Elbasyouni followed every moment of the expedition, and nervously awaited any signal the helicopter was working once it was launched. When the first images reached Earth showing the helicopter taking flight, “I screamed in the middle of night and woke up everyone in the building,” he said.
It was a triumph hailed as a Wright brothers moment in the history of flight. Since then, Elbasyouni has done numerous TV interviews with Western and Arab media and become a hometown hero in Beit Hanoun.
But he says he’s unlikely to visit anytime soon because of the travel restrictions.
If he wanted to visit he would have to go through Jordan or Egypt, as Israel does not allow Gazans to fly in or out of its international airport.
In Jordan, he would have to wait for a special shuttle to take him from the Allenby Bridge crossing across the Israeli-occupied West Bank and Israel to the Erez Crossing with Gaza. The irregular shuttle only runs every few days. Each direction would require an Israeli permit, a process that can be complicated, time-consuming and uncertain.
Exit permits are usually only granted to patients seeking life-saving medical treatment or a small number of businessmen.
His other option would be to go through Egypt and try to enter Gaza through the Rafah crossing, which only opens sporadically and can be closed for months at a time. Egypt imposes its own restrictions on Palestinians, who must apply for travel permits and sometimes pay exorbitant fees to move up in the line.
He says his father, who retired as a surgeon in 2012 and now lives in Germany, visited Gaza via Egypt in 2019 and was stuck there for seven months before leaving through Israel.

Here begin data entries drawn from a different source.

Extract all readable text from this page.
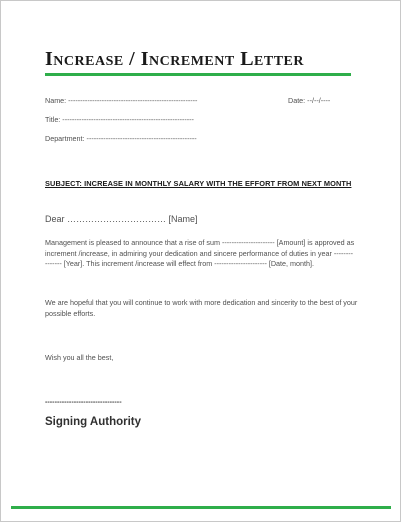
Increase / Increment Letter
Name: ------------------------------------------------------	Date: --/--/----
Title: -------------------------------------------------------
Department: ----------------------------------------------
SUBJECT: INCREASE IN MONTHLY SALARY WITH THE EFFORT FROM NEXT MONTH
Dear …………………………… [Name]
Management is pleased to announce that a rise of sum ---------------------- [Amount] is approved as increment /increase, in admiring your dedication and sincere performance of duties in year --------------- [Year]. This increment /increase will effect from ---------------------- [Date, month].
We are hopeful that you will continue to work with more dedication and sincerity to the best of your possible efforts.
Wish you all the best,
--------------------------------
Signing Authority
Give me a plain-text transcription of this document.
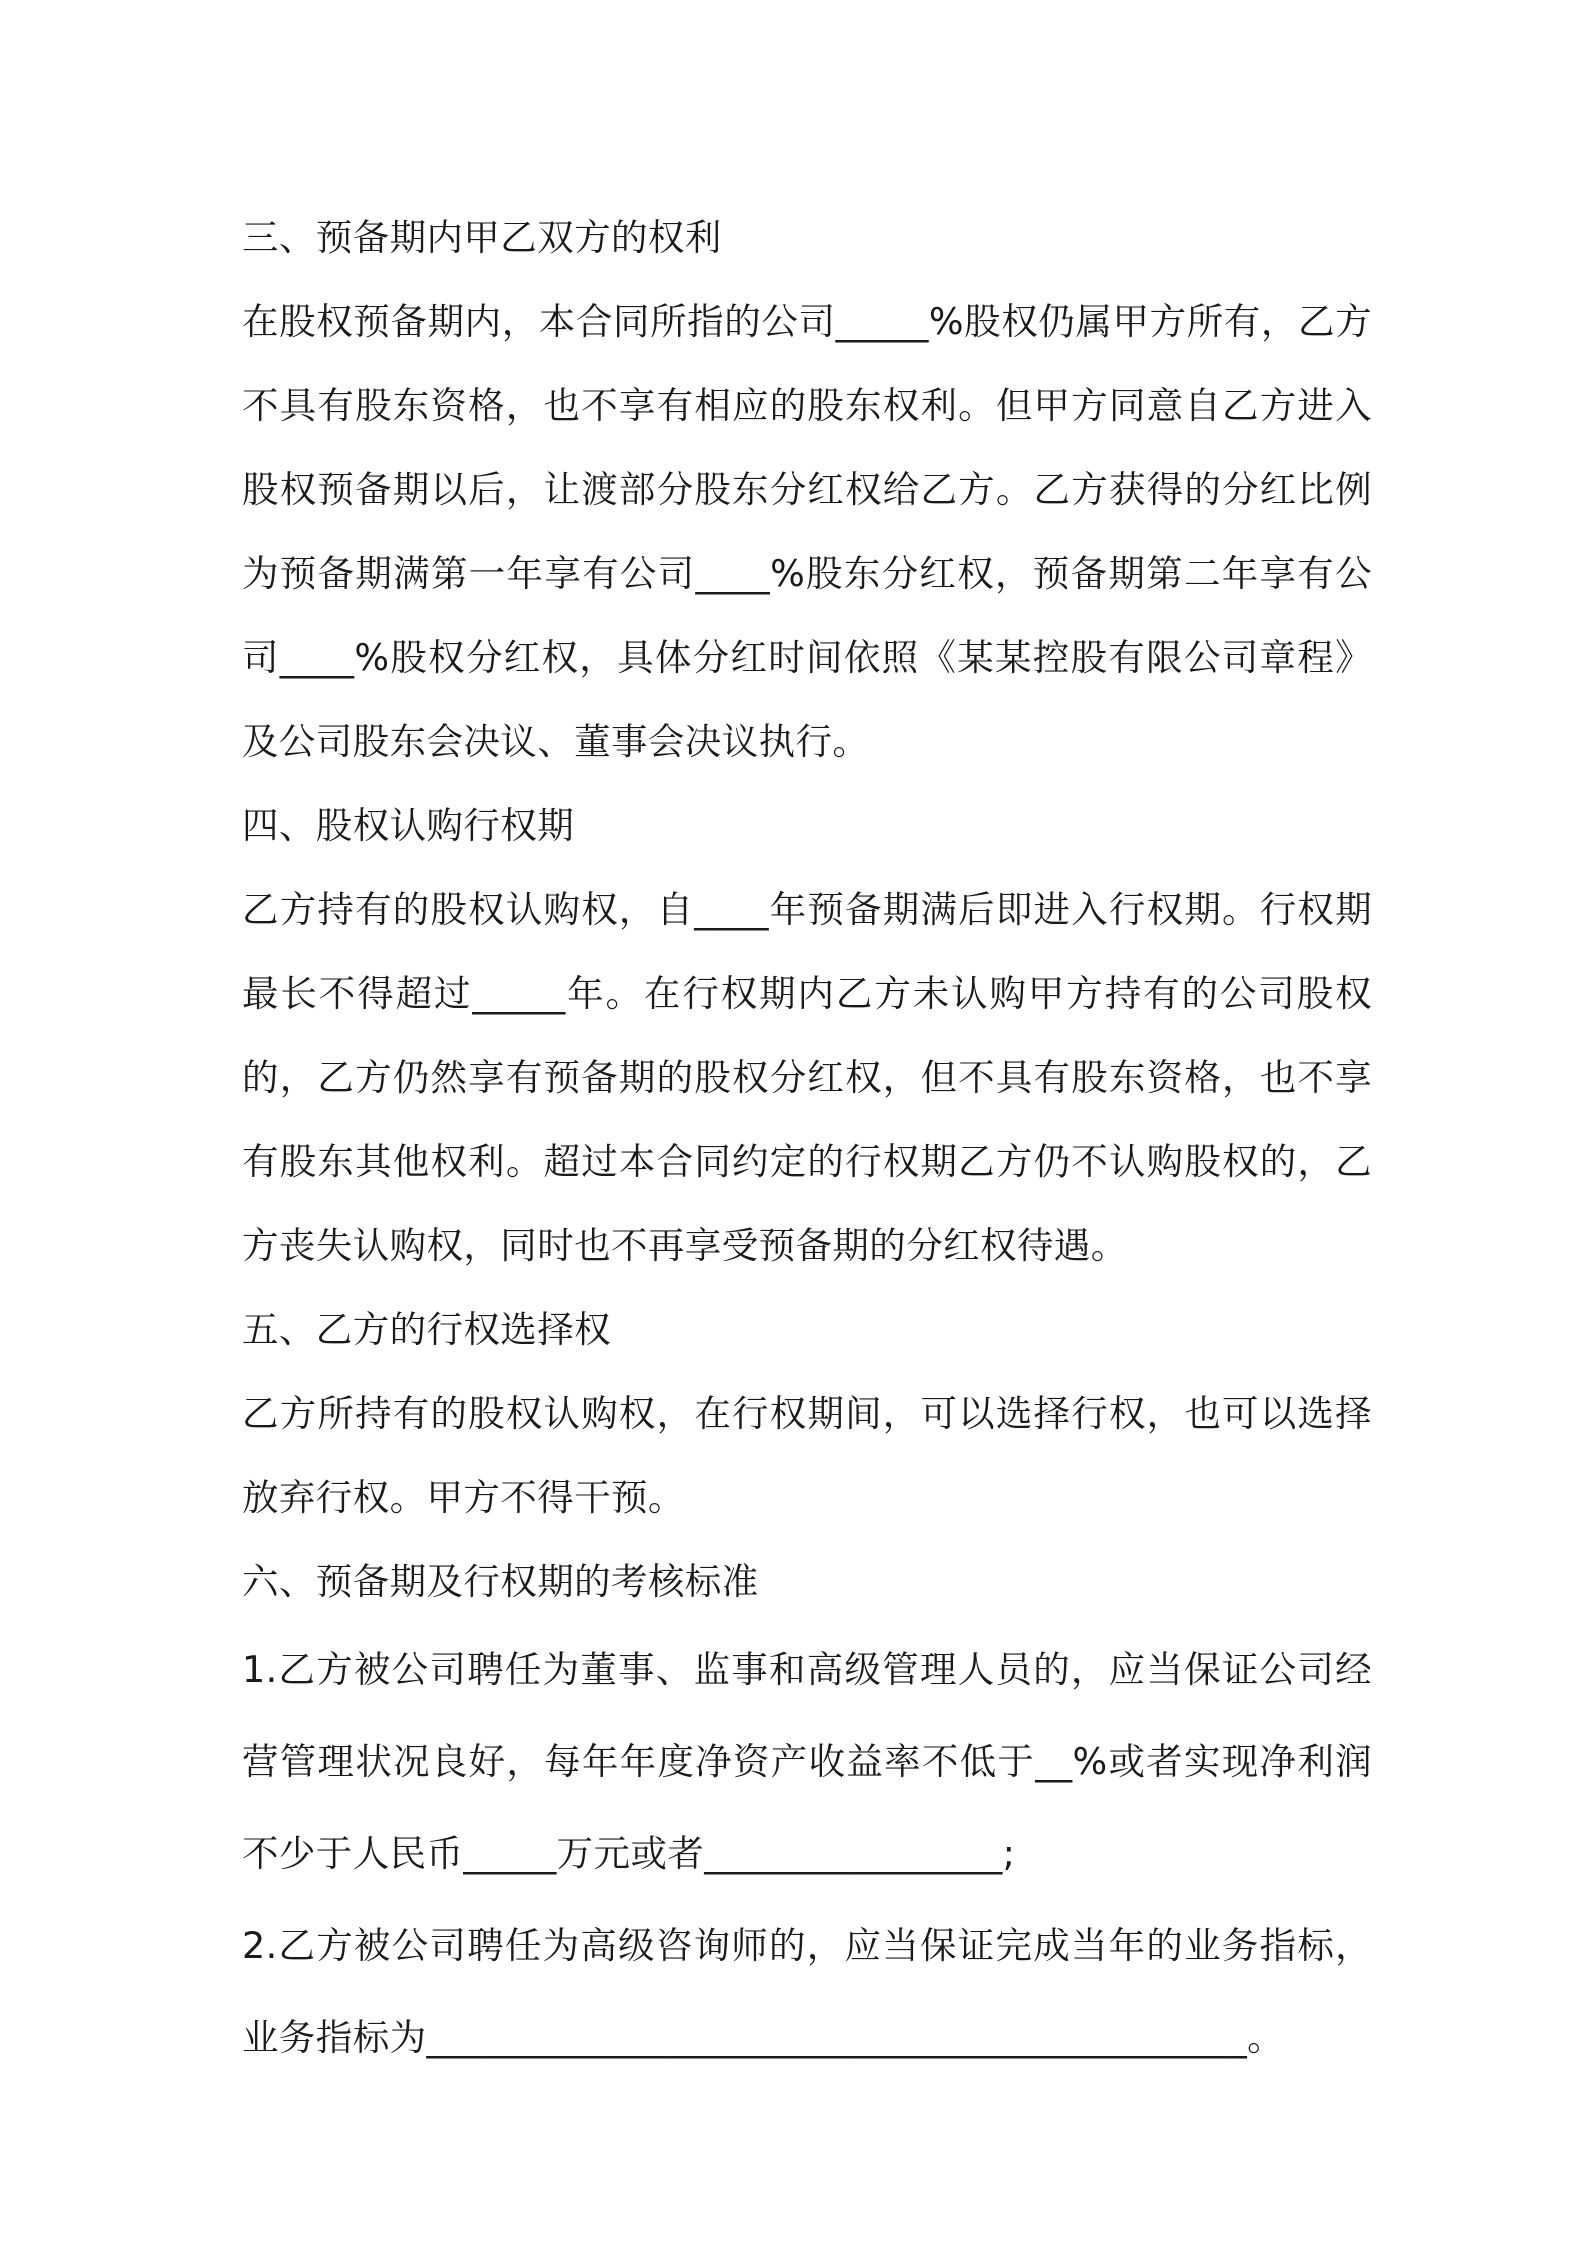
三、预备期内甲乙双方的权利

在股权预备期内，本合同所指的公司_____%股权仍属甲方所有，乙方不具有股东资格，也不享有相应的股东权利。但甲方同意自乙方进入股权预备期以后，让渡部分股东分红权给乙方。乙方获得的分红比例为预备期满第一年享有公司____%股东分红权，预备期第二年享有公司____%股权分红权，具体分红时间依照《某某控股有限公司章程》及公司股东会决议、董事会决议执行。

四、股权认购行权期

乙方持有的股权认购权，自____年预备期满后即进入行权期。行权期最长不得超过_____年。在行权期内乙方未认购甲方持有的公司股权的，乙方仍然享有预备期的股权分红权，但不具有股东资格，也不享有股东其他权利。超过本合同约定的行权期乙方仍不认购股权的，乙方丧失认购权，同时也不再享受预备期的分红权待遇。

五、乙方的行权选择权

乙方所持有的股权认购权，在行权期间，可以选择行权，也可以选择放弃行权。甲方不得干预。

六、预备期及行权期的考核标准

1.乙方被公司聘任为董事、监事和高级管理人员的，应当保证公司经营管理状况良好，每年年度净资产收益率不低于__%或者实现净利润不少于人民币_____万元或者________________;

2.乙方被公司聘任为高级咨询师的，应当保证完成当年的业务指标，业务指标为____________________________________________。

Elbasyouni points out that most Americans, including space engineers, only get two or three weeks off a year. “If you go (to Gaza), you may get stuck and lose your job,” he said.
The restrictions on all sides have been tightened since the start of the coronavirus pandemic but long predate it.
Israel says they are necessary to contain Hamas, which has fought three wars with Israel and is considered a terrorist group by Israel and Western countries. COGAT, the Israeli military body in charge of coordinating civilian affairs in the West Bank and Gaza, says it considers individual requests and allows travel for humanitarian cases.
Each request, it said, receives “a thorough examination that involves all the relevant professional offices and subject to security considerations.”
Critics of the blockade say it amounts to collective punishment, with generations of Gazans confined to a vast, open-air prison.
Gisha, an Israeli rights group that closely follows the closures and advocates for freedom of movement, says the “severe, sweeping restrictions” mean that “Gaza’s future scientists, entrepreneurs, and innovators are blocked from accessing potentially life-altering educational and professional opportunities outside the Strip.”
Despite the political situation, Elbasyouni says there are still opportunities for Palestinian entrepreneurs and innovators, even in Gaza, and he hopes that he can provide inspiration for young Palestinians.
“Being part of this project that serves humanity is a source of huge pride,” he said.